The impact of the assimilation of Aquarius sea surface salinity data in the GEOS ocean data assimilation system

Ocean salinity and temperature differences drive thermohaline circulation. These properties also play a key role in the ocean-atmosphere coupling. With the availability of L-band space-borne observations, it becomes possible to provide global scale sea surface salinity (SSS) distribution. This study analyzes globally the along-track (Level 2) Aquarius SSS retrievals obtained using both passive and active L-band observations. Aquarius along-track retrieved SSS are assimilated into the ocean data assimilation component of Version 5 of the Goddard Earth Observing System (GEOS-5) assimilation and forecast model.
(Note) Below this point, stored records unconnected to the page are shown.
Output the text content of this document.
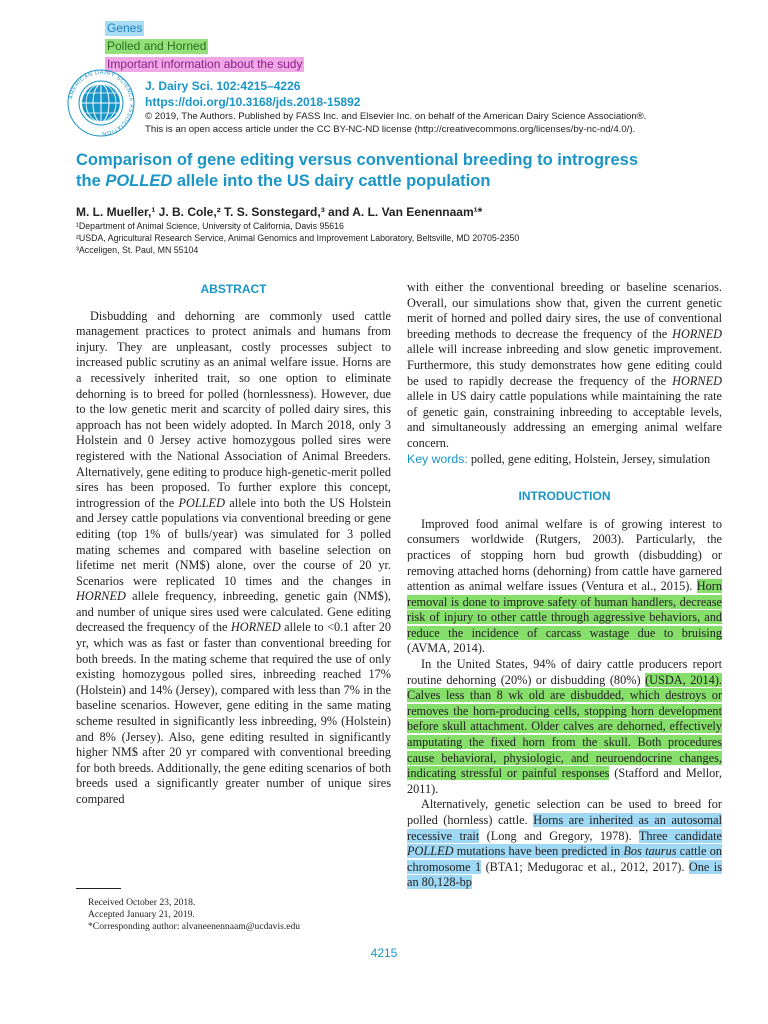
Genes
Polled and Horned
Important information about the sudy
AMERICAN DAIRY SCIENCE ASSOCIATION
J. Dairy Sci. 102:4215–4226
https://doi.org/10.3168/jds.2018-15892
© 2019, The Authors. Published by FASS Inc. and Elsevier Inc. on behalf of the American Dairy Science Association®.
This is an open access article under the CC BY-NC-ND license (http://creativecommons.org/licenses/by-nc-nd/4.0/).
Comparison of gene editing versus conventional breeding to introgress
the POLLED allele into the US dairy cattle population
M. L. Mueller,¹ J. B. Cole,² T. S. Sonstegard,³ and A. L. Van Eenennaam¹*
¹Department of Animal Science, University of California, Davis 95616
²USDA, Agricultural Research Service, Animal Genomics and Improvement Laboratory, Beltsville, MD 20705-2350
³Acceligen, St. Paul, MN 55104
ABSTRACT

Disbudding and dehorning are commonly used cattle management practices to protect animals and humans from injury. They are unpleasant, costly processes subject to increased public scrutiny as an animal welfare issue. Horns are a recessively inherited trait, so one option to eliminate dehorning is to breed for polled (hornlessness). However, due to the low genetic merit and scarcity of polled dairy sires, this approach has not been widely adopted. In March 2018, only 3 Holstein and 0 Jersey active homozygous polled sires were registered with the National Association of Animal Breeders. Alternatively, gene editing to produce high-genetic-merit polled sires has been proposed. To further explore this concept, introgression of the POLLED allele into both the US Holstein and Jersey cattle populations via conventional breeding or gene editing (top 1% of bulls/year) was simulated for 3 polled mating schemes and compared with baseline selection on lifetime net merit (NM$) alone, over the course of 20 yr. Scenarios were replicated 10 times and the changes in HORNED allele frequency, inbreeding, genetic gain (NM$), and number of unique sires used were calculated. Gene editing decreased the frequency of the HORNED allele to <0.1 after 20 yr, which was as fast or faster than conventional breeding for both breeds. In the mating scheme that required the use of only existing homozygous polled sires, inbreeding reached 17% (Holstein) and 14% (Jersey), compared with less than 7% in the baseline scenarios. However, gene editing in the same mating scheme resulted in significantly less inbreeding, 9% (Holstein) and 8% (Jersey). Also, gene editing resulted in significantly higher NM$ after 20 yr compared with conventional breeding for both breeds. Additionally, the gene editing scenarios of both breeds used a significantly greater number of unique sires compared

with either the conventional breeding or baseline scenarios. Overall, our simulations show that, given the current genetic merit of horned and polled dairy sires, the use of conventional breeding methods to decrease the frequency of the HORNED allele will increase inbreeding and slow genetic improvement. Furthermore, this study demonstrates how gene editing could be used to rapidly decrease the frequency of the HORNED allele in US dairy cattle populations while maintaining the rate of genetic gain, constraining inbreeding to acceptable levels, and simultaneously addressing an emerging animal welfare concern.

Key words: polled, gene editing, Holstein, Jersey, simulation

INTRODUCTION

Improved food animal welfare is of growing interest to consumers worldwide (Rutgers, 2003). Particularly, the practices of stopping horn bud growth (disbudding) or removing attached horns (dehorning) from cattle have garnered attention as animal welfare issues (Ventura et al., 2015). Horn removal is done to improve safety of human handlers, decrease risk of injury to other cattle through aggressive behaviors, and reduce the incidence of carcass wastage due to bruising (AVMA, 2014).

In the United States, 94% of dairy cattle producers report routine dehorning (20%) or disbudding (80%) (USDA, 2014). Calves less than 8 wk old are disbudded, which destroys or removes the horn-producing cells, stopping horn development before skull attachment. Older calves are dehorned, effectively amputating the fixed horn from the skull. Both procedures cause behavioral, physiologic, and neuroendocrine changes, indicating stressful or painful responses (Stafford and Mellor, 2011).

Alternatively, genetic selection can be used to breed for polled (hornless) cattle. Horns are inherited as an autosomal recessive trait (Long and Gregory, 1978). Three candidate POLLED mutations have been predicted in Bos taurus cattle on chromosome 1 (BTA1; Medugorac et al., 2012, 2017). One is an 80,128-bp

Received October 23, 2018.
Accepted January 21, 2019.
*Corresponding author: alvaneenennaam@ucdavis.edu
4215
We present a methodology to correct the large biases and errors apparent in Version 2.0 of the Aquarius SSS retrieval algorithm and map the observed Aquarius SSS retrieval into the ocean model's bulk salinity in the topmost layer. The impact of the assimilation of the corrected SSS on the salinity analysis is evaluated by comparisons with in situ salinity measurements from Argo. The results show a significant reduction of the global biases and RMS of observations-minus-forecast differences at in situ locations. The most striking results are found in the tropics and southern latitudes. Our results highlight the complementary role and problems that arise during the assimilation of salinity information from in situ (Argo) and space-borne SSS retrievals.